Portland prison is a male prison with a capacity of over 500, the majority of whom are young offenders.
The range of courses include maths, English, carpentry, sports and active leisure, creative arts, art and aesign and home cooking.
Portland prison governor, Russ Trent, said: “This outstanding facility will help us achieve our ambition to deliver job-focused training in a safe but educational environment.”
The College was chosen in January to deliver education packages to thousands of prisoners in 13 institutions, employing around 300 staff, under the Offenders' Learning and Skills Service Phase 4 (OLASS 4) provision.
The focus of the successful bid, worth £10 million annually, was based around 'transformational learning' and raising aspirations – ensuring that an education package meets prisoners’ needs when they complete their sentence.
The Weston College brand will appear in all South West prison educational facilities, including the College logo 'Creating Brighter Futures', and all prisoners signing up for courses will be official Weston College students.
Dr Paul Phillips and members of Weston College’s senior management team had visited the prisons to find out how current education provision works and gauge how prisoners feel about post-release prospects.
He added: “The majority of prisoners want to engage in learning but it has to be purposeful and induction at prison level is crucial, as is the need to maintain support when prisoners are about to be released.
"This new secure College is a huge step in that right direction."
Peggy Tovey, Weston College's Deputy Principal, is responsible for the implementation of OLASS 4 in the South West on a day-to-day basis.
She said: “OLASS 4 is a challenging, rewarding contract.

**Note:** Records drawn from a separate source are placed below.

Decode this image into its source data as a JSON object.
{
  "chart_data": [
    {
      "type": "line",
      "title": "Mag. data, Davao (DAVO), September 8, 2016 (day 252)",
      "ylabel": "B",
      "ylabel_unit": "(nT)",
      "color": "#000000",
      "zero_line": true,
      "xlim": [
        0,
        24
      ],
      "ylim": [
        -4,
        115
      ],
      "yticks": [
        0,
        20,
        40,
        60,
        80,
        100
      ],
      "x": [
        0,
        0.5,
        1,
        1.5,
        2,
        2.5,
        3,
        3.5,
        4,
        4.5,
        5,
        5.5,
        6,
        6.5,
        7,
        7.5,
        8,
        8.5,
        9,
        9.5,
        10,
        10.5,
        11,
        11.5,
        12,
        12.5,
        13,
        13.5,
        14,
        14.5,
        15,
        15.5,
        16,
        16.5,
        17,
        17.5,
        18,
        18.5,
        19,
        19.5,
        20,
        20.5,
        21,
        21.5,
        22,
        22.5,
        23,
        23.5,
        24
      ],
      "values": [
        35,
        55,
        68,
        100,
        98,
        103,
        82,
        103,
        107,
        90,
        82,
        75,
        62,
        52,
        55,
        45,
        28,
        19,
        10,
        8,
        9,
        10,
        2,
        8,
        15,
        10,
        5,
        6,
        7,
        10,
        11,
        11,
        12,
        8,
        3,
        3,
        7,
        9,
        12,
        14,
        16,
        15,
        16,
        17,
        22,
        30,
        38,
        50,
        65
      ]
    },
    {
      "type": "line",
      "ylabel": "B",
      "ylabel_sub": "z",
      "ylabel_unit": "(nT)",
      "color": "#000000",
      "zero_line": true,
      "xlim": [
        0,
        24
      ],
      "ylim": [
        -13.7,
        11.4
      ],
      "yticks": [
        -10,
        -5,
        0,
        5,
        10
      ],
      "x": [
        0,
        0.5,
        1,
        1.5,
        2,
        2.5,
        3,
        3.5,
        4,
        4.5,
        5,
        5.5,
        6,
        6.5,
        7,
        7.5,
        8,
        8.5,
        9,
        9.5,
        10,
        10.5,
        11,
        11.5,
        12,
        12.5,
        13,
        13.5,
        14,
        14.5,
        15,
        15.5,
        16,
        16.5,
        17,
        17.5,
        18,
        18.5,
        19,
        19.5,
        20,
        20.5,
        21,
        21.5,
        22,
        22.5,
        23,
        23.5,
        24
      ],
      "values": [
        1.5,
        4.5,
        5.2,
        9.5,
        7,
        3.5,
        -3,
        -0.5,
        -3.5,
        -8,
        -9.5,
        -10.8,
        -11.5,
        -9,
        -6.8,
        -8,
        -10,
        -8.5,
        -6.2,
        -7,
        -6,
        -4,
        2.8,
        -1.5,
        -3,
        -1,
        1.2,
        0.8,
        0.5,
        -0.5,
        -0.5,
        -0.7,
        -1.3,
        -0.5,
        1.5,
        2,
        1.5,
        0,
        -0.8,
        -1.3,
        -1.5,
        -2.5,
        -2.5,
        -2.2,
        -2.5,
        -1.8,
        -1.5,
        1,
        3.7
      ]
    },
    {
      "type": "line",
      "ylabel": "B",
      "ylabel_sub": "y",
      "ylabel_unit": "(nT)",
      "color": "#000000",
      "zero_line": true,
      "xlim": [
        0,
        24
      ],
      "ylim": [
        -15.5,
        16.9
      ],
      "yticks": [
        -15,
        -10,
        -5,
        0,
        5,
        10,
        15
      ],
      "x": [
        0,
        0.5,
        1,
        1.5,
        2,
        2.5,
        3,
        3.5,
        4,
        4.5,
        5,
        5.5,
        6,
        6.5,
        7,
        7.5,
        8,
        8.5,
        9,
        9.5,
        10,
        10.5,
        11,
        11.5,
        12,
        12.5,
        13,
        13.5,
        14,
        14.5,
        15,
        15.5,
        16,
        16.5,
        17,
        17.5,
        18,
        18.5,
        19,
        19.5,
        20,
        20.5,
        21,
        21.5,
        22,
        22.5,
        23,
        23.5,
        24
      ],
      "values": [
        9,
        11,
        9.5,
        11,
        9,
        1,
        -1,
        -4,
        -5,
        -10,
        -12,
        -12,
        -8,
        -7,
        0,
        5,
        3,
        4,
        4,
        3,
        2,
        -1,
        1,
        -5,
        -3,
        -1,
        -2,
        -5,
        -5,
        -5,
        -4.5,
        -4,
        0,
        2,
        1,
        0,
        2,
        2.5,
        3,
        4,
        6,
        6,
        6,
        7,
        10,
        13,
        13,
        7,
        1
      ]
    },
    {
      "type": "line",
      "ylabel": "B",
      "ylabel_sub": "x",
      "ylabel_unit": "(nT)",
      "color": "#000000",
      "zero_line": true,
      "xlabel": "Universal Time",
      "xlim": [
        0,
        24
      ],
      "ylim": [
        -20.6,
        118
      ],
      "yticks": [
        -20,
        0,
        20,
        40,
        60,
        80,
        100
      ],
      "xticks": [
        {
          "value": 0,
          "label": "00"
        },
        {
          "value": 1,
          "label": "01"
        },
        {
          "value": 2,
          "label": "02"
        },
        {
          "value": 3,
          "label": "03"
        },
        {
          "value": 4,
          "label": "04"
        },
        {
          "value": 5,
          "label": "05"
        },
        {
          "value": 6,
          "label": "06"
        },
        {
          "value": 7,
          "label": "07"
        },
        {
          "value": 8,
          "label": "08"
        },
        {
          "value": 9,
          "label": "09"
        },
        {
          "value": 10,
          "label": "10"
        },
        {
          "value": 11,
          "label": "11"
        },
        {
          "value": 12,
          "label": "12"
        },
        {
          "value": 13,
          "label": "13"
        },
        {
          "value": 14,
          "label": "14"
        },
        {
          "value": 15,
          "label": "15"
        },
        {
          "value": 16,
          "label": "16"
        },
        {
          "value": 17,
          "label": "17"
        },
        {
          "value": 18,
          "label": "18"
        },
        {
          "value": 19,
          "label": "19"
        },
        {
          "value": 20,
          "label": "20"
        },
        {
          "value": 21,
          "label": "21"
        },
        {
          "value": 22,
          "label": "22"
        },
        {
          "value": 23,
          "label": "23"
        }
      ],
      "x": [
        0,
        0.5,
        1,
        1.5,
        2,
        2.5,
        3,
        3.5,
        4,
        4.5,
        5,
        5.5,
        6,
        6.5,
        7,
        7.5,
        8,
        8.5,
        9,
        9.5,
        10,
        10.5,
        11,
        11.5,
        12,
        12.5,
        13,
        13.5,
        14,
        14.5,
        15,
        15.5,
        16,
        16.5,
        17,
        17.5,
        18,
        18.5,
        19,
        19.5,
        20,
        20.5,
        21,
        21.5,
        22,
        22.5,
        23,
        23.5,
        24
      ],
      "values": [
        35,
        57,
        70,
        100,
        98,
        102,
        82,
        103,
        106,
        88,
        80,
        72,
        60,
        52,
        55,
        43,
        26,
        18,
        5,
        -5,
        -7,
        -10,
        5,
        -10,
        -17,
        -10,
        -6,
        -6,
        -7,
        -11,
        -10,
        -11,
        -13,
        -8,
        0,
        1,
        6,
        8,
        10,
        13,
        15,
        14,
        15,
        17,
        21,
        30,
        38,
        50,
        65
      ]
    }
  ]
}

This secure College is part of this and our aim is to see a new generation of prisoners turn around their lives after taking up courses we offer.
"Raising the aspirations of the learners and linking with businesses will strengthen the opportunities for employment once the learners are released.”
As well as providing educational facilities under the Weston College brand, a key aim is to engage employers large and small to find work for ex-offenders and those out on licence.